Tutti a briglie sciolte in provincia di Viterbo. Sindaci che emettono ordinanze come fossero sceriffi, salvo poi sono essere costretti a fare marcia indietro. Gente che si improvvisa medico su Facebook. E perfino siti di informazione che, per acchiappare qualche visualizzazione in più, lasciano intendere che l’infermiera in servizio a Piacenza trovata positiva ai test sul Coronavirus sia residente nella Tuscia. Non è normale.
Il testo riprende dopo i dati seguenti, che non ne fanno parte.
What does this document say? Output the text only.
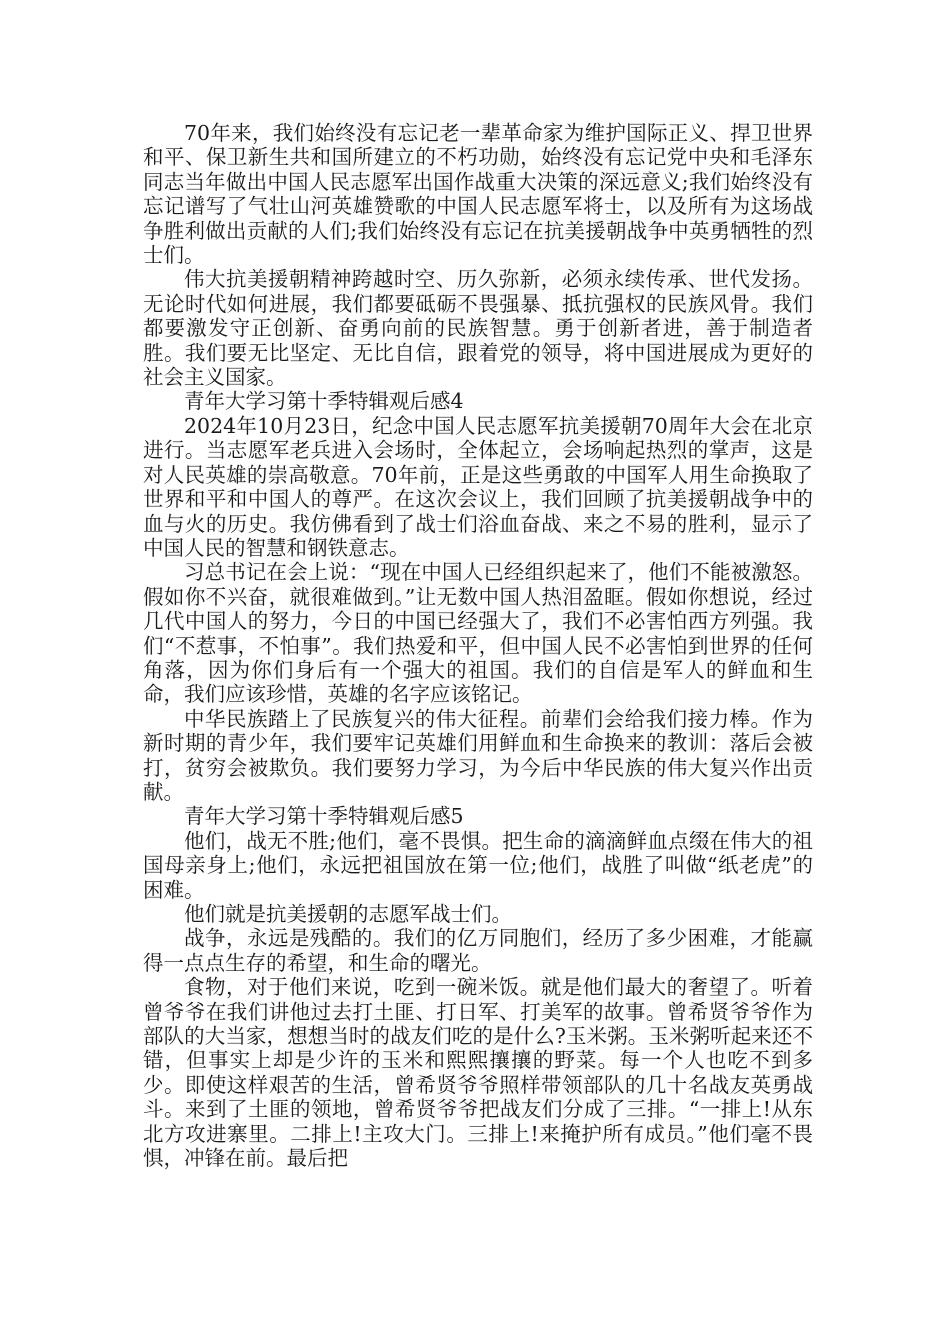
70年来，我们始终没有忘记老一辈革命家为维护国际正义、捍卫世界和平、保卫新生共和国所建立的不朽功勋，始终没有忘记党中央和毛泽东同志当年做出中国人民志愿军出国作战重大决策的深远意义;我们始终没有忘记谱写了气壮山河英雄赞歌的中国人民志愿军将士，以及所有为这场战争胜利做出贡献的人们;我们始终没有忘记在抗美援朝战争中英勇牺牲的烈士们。

伟大抗美援朝精神跨越时空、历久弥新，必须永续传承、世代发扬。无论时代如何进展，我们都要砥砺不畏强暴、抵抗强权的民族风骨。我们都要激发守正创新、奋勇向前的民族智慧。勇于创新者进，善于制造者胜。我们要无比坚定、无比自信，跟着党的领导，将中国进展成为更好的社会主义国家。

青年大学习第十季特辑观后感4

2024年10月23日，纪念中国人民志愿军抗美援朝70周年大会在北京进行。当志愿军老兵进入会场时，全体起立，会场响起热烈的掌声，这是对人民英雄的崇高敬意。70年前，正是这些勇敢的中国军人用生命换取了世界和平和中国人的尊严。在这次会议上，我们回顾了抗美援朝战争中的血与火的历史。我仿佛看到了战士们浴血奋战、来之不易的胜利，显示了中国人民的智慧和钢铁意志。

习总书记在会上说：“现在中国人已经组织起来了，他们不能被激怒。假如你不兴奋，就很难做到。”让无数中国人热泪盈眶。假如你想说，经过几代中国人的努力，今日的中国已经强大了，我们不必害怕西方列强。我们“不惹事，不怕事”。我们热爱和平，但中国人民不必害怕到世界的任何角落，因为你们身后有一个强大的祖国。我们的自信是军人的鲜血和生命，我们应该珍惜，英雄的名字应该铭记。

中华民族踏上了民族复兴的伟大征程。前辈们会给我们接力棒。作为新时期的青少年，我们要牢记英雄们用鲜血和生命换来的教训：落后会被打，贫穷会被欺负。我们要努力学习，为今后中华民族的伟大复兴作出贡献。

青年大学习第十季特辑观后感5

他们，战无不胜;他们，毫不畏惧。把生命的滴滴鲜血点缀在伟大的祖国母亲身上;他们，永远把祖国放在第一位;他们，战胜了叫做“纸老虎”的困难。

他们就是抗美援朝的志愿军战士们。

战争，永远是残酷的。我们的亿万同胞们，经历了多少困难，才能赢得一点点生存的希望，和生命的曙光。

食物，对于他们来说，吃到一碗米饭。就是他们最大的奢望了。听着曾爷爷在我们讲他过去打土匪、打日军、打美军的故事。曾希贤爷爷作为部队的大当家，想想当时的战友们吃的是什么?玉米粥。玉米粥听起来还不错，但事实上却是少许的玉米和熙熙攘攘的野菜。每一个人也吃不到多少。即使这样艰苦的生活，曾希贤爷爷照样带领部队的几十名战友英勇战斗。来到了土匪的领地，曾希贤爷爷把战友们分成了三排。“一排上!从东北方攻进寨里。二排上!主攻大门。三排上!来掩护所有成员。”他们毫不畏惧，冲锋在前。最后把
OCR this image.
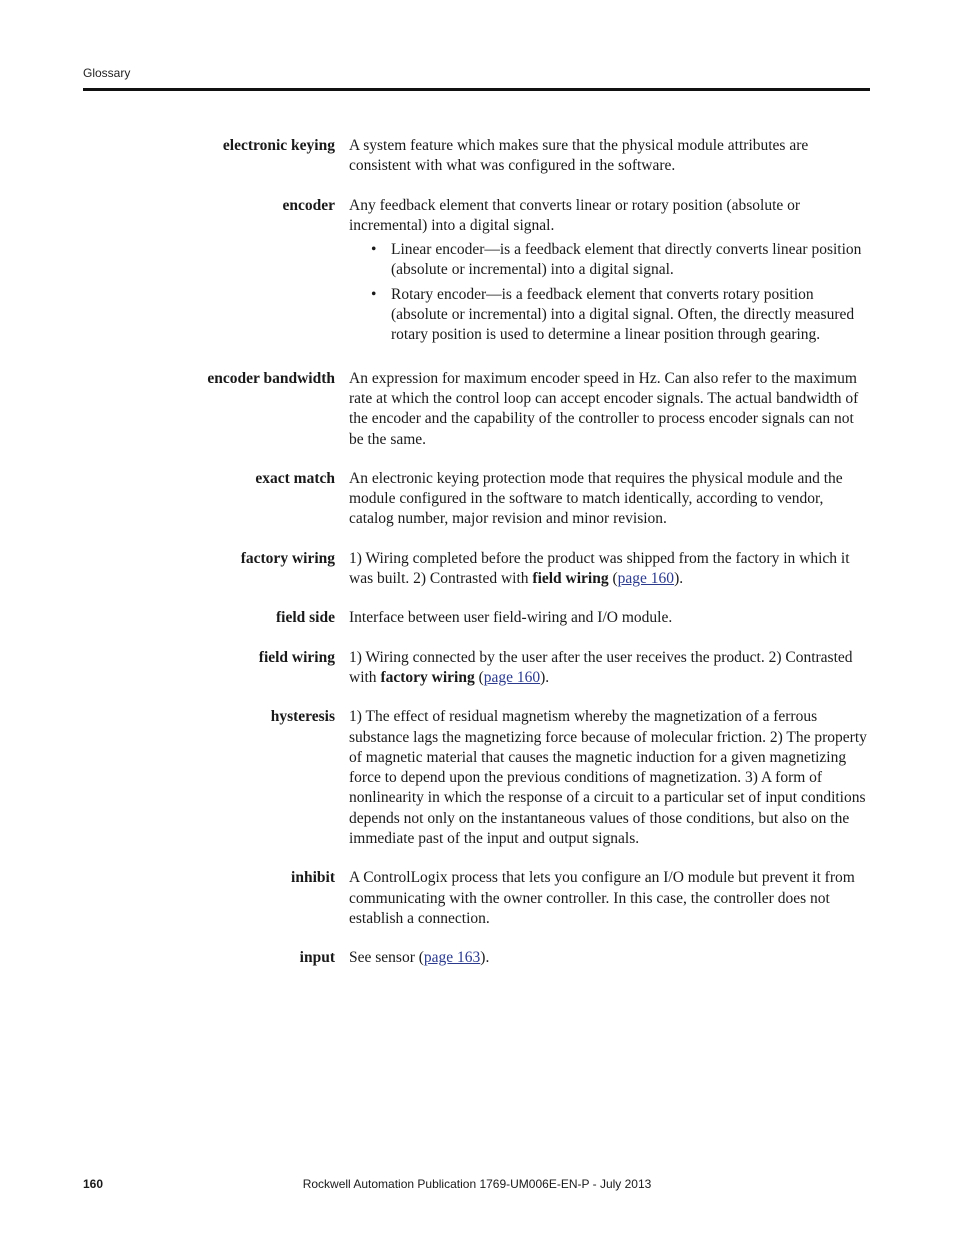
Glossary
electronic keying A system feature which makes sure that the physical module attributes are consistent with what was configured in the software.

encoder Any feedback element that converts linear or rotary position (absolute or incremental) into a digital signal.

• Linear encoder—is a feedback element that directly converts linear position (absolute or incremental) into a digital signal.
• Rotary encoder—is a feedback element that converts rotary position (absolute or incremental) into a digital signal. Often, the directly measured rotary position is used to determine a linear position through gearing.
encoder bandwidth An expression for maximum encoder speed in Hz. Can also refer to the maximum rate at which the control loop can accept encoder signals. The actual bandwidth of the encoder and the capability of the controller to process encoder signals can not be the same.

exact match An electronic keying protection mode that requires the physical module and the module configured in the software to match identically, according to vendor, catalog number, major revision and minor revision.

factory wiring 1) Wiring completed before the product was shipped from the factory in which it was built. 2) Contrasted with field wiring (page 160).

field side Interface between user field-wiring and I/O module.

field wiring 1) Wiring connected by the user after the user receives the product. 2) Contrasted with factory wiring (page 160).

hysteresis 1) The effect of residual magnetism whereby the magnetization of a ferrous substance lags the magnetizing force because of molecular friction. 2) The property of magnetic material that causes the magnetic induction for a given magnetizing force to depend upon the previous conditions of magnetization. 3) A form of nonlinearity in which the response of a circuit to a particular set of input conditions depends not only on the instantaneous values of those conditions, but also on the immediate past of the input and output signals.

inhibit A ControlLogix process that lets you configure an I/O module but prevent it from communicating with the owner controller. In this case, the controller does not establish a connection.

input See sensor (page 163).

160	Rockwell Automation Publication 1769-UM006E-EN-P - July 2013
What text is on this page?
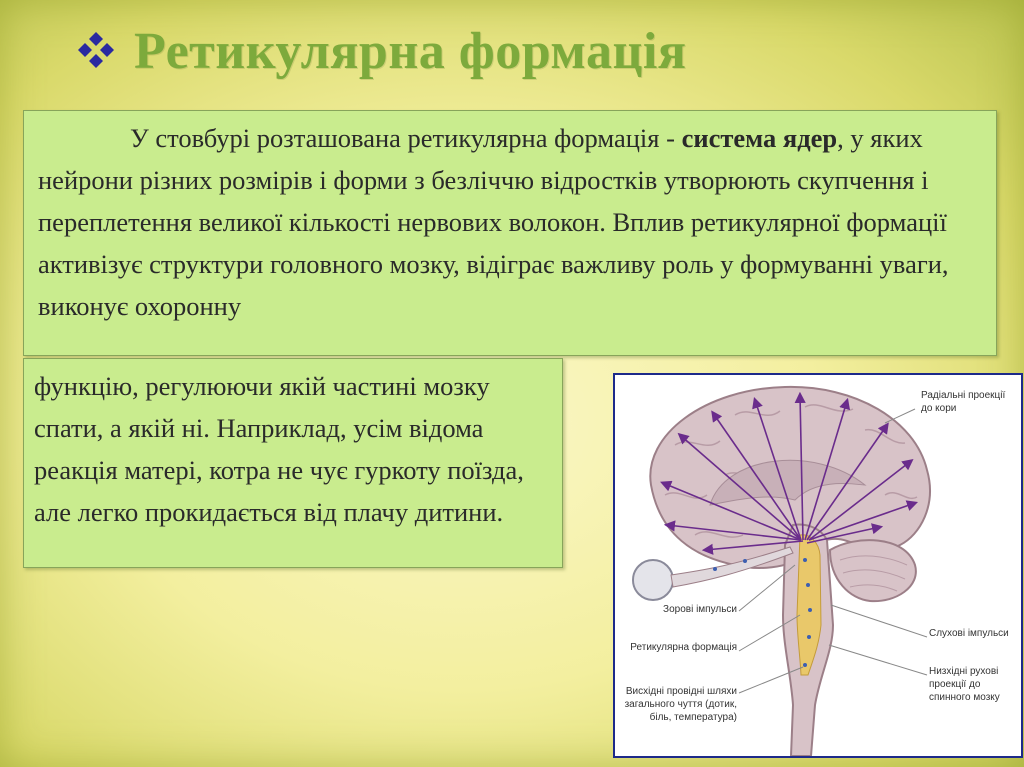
Ретикулярна формація

У стовбурі розташована ретикулярна формація - система ядер, у яких нейрони різних розмірів і форми з безліччю відростків утворюють скупчення і переплетення великої кількості нервових волокон. Вплив ретикулярної формації активізує структури головного мозку, відіграє важливу роль у формуванні уваги, виконує охоронну

функцію, регулюючи якій частині мозку спати, а якій ні. Наприклад, усім відома реакція матері, котра не чує гуркоту поїзда, але легко прокидається від плачу дитини.

Радіальні проекції до кори
Зорові імпульси
Ретикулярна формація
Висхідні провідні шляхи загального чуття (дотик, біль, температура)
Слухові імпульси
Низхідні рухові проекції до спинного мозку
Non è normale per la verità neanche il comportamento fin qui tenuto dalla Asl, che, per aiutare i Comuni a destreggiarsi all’interno di un quadro sicuramente confuso e contraddittorio qual è quello di questi giorni, avrebbe dovuto impegnarsi di più nella comunicazione. Spiegando bene a tutti, in primis le autorità locali – sindaci, assessori e vai discorrendo – le regole di comportamento a cui attenersi. I Comuni dovevano essere stati chiamati già da giorni e invece solo per domani è stato convocato il Comitato (ristretto) di rappresentanza, peraltro su iniziativa degli stessi primi cittadini.
La Asl di Viterbo è ovviamente inserita all’interno del sistema sanitario regionale, risponde quindi alle direttive di Roma, ma a livello locale alcune mancanze sembrano palesi. Ad esempio, è vero sì che al pronto soccorso gli eventuali pazienti a rischio vengono messi in una stanza isolata, ma non risulta essere stato creato un percorso isolato vero e proprio. Insomma, andava approntata sicuramente un’organizzazione diversa e più funzionale.